Getting this right is important. As I already noted, the Christian story is fundamentally vocational in shape, and the human heart seems to long to find itself within an order into which it has been summoned. So when thinking about vocation we’re touching upon something fundamental to both Christian faith and human life.
I have seen, in my own life as well as in the stories of friends, hints that our approach to vocation might need adjustment. Many, for instance, are guilty, feeling they ought to be doing more when, from the outside, it appears they are already doing more than enough. Others are anxious, struggling to discover their vocations and afraid of missing it. Still others wrestle with feelings of discontent and chafe against the constraints of life, resentful that they are kept from being able to live their perceived vocation out.
I realized, too, that the picture of vocation I used to have only made sense in the context of a modern, affluent, individualistic, and free society. It’s fair to say that most Christians in the history of the Church have not lived in such circumstances. Surely the right way to think about vocation will apply to followers of Jesus in any time and place.
For these reasons, I want to dig into the matter of vocation a bit. I desire to explore and understand more fully this central aspect of life and faith. Hopefully, you have some of the same questions I do and will find it useful to follow along.
I’m not sure how many posts will be in this series, but I anticipate several. I’m going to be approaching this a bit differently than past series, however. Rather than going straight through, I plan to interrupt with some pieces on other topics that are in the mental pipeline.
Thanks for reading.
Looking forward to reading more about this. Thanks John.

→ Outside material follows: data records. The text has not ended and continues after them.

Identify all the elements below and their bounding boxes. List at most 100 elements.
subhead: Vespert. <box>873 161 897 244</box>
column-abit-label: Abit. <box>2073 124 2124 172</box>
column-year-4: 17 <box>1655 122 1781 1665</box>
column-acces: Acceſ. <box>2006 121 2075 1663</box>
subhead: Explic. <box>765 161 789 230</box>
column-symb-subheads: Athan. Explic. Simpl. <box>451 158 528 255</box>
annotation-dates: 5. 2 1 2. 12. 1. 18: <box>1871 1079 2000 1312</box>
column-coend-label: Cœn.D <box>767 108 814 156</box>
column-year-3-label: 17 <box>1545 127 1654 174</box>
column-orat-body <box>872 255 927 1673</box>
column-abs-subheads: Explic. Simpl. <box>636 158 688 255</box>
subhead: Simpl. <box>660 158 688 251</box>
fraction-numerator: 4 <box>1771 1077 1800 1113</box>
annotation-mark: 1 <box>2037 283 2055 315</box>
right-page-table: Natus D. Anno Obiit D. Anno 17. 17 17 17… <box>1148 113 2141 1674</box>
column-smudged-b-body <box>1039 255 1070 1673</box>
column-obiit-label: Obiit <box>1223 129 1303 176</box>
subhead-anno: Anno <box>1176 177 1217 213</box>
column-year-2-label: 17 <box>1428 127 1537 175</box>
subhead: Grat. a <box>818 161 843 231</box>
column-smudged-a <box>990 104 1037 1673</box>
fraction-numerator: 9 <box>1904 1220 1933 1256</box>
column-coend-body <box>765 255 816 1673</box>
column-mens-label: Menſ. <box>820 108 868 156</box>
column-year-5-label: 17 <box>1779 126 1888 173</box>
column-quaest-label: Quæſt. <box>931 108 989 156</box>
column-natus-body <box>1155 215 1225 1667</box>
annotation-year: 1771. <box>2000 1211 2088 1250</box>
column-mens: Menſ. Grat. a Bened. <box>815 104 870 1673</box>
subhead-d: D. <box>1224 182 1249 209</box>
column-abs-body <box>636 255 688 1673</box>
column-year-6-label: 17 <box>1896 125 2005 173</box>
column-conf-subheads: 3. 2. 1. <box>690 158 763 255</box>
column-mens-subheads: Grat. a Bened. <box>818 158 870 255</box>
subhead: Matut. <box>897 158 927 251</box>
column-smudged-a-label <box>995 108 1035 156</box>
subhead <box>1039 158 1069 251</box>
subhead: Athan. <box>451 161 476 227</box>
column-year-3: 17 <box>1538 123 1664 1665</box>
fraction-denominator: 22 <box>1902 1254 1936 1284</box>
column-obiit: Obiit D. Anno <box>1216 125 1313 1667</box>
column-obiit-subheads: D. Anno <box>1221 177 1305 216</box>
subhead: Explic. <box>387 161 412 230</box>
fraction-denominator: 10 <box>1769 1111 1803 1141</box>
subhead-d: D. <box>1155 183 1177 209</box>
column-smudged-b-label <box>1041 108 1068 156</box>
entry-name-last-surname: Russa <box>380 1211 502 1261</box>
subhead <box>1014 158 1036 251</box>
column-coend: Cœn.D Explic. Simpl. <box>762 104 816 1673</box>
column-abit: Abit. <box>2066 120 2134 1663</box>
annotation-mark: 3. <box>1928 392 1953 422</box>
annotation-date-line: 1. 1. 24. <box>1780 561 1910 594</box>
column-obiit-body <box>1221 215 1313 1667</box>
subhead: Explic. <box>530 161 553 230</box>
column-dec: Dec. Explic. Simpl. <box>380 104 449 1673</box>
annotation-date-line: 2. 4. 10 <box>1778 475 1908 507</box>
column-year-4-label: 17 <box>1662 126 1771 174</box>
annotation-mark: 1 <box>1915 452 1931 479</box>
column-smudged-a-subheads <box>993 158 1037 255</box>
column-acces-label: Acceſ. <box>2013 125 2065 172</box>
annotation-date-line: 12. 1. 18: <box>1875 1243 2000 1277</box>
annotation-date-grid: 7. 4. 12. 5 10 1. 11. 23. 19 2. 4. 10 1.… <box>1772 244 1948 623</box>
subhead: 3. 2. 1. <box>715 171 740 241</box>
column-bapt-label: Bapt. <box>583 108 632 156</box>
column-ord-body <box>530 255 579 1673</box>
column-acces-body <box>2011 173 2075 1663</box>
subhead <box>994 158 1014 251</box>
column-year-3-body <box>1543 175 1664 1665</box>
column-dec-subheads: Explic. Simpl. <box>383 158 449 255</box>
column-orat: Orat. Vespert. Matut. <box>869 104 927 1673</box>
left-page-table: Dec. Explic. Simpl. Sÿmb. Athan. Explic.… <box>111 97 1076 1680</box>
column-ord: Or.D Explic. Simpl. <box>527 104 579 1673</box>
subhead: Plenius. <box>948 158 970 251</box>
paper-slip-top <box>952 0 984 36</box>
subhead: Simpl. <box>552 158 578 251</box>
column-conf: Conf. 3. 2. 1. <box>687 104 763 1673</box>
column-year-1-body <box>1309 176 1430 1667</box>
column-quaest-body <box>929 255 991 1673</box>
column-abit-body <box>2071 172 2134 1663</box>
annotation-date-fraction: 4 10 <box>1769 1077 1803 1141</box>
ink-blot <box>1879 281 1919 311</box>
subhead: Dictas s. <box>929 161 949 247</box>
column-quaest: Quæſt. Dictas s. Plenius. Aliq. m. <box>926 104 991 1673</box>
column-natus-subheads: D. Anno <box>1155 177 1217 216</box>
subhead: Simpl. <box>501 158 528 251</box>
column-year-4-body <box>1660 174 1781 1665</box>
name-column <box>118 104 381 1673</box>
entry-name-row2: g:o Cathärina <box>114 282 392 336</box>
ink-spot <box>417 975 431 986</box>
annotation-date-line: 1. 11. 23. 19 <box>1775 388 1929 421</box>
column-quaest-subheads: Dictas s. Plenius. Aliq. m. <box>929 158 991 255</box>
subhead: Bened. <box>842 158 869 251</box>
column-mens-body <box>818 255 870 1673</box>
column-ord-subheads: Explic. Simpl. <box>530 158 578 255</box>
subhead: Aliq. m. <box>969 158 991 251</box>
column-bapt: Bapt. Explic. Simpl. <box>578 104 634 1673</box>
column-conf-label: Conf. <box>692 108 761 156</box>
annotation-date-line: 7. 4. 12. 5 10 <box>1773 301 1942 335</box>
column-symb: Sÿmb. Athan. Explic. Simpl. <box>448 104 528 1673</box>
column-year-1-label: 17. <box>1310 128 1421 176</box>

With over 20 years as a life coach, I have concluded that people don’t really “find” themselves. We build ourselves, and one day might realize that we actually like who we have built.
I resonate with your comments about significance, and my wife points out that I do more to help people than I think I do. My life has been an adventure of figuring out what I want to be when I grow up, and I’m still figuring. Perhaps some of us have a vocation of living the adventure, always on a journey to a destination that keeps changing throughout our lives?
I once heard a sermon about how the shadow of Saint Peter fell upon the sick, and they were healed. The preacher pointed out that, at that time of day and location, Peter‘s shadow would fall behind him, and he might not have seen the healings taking place as he walked. I perceive, John, that you cast a long shadow. Maybe your adventure vocation for now is to simply keep walking?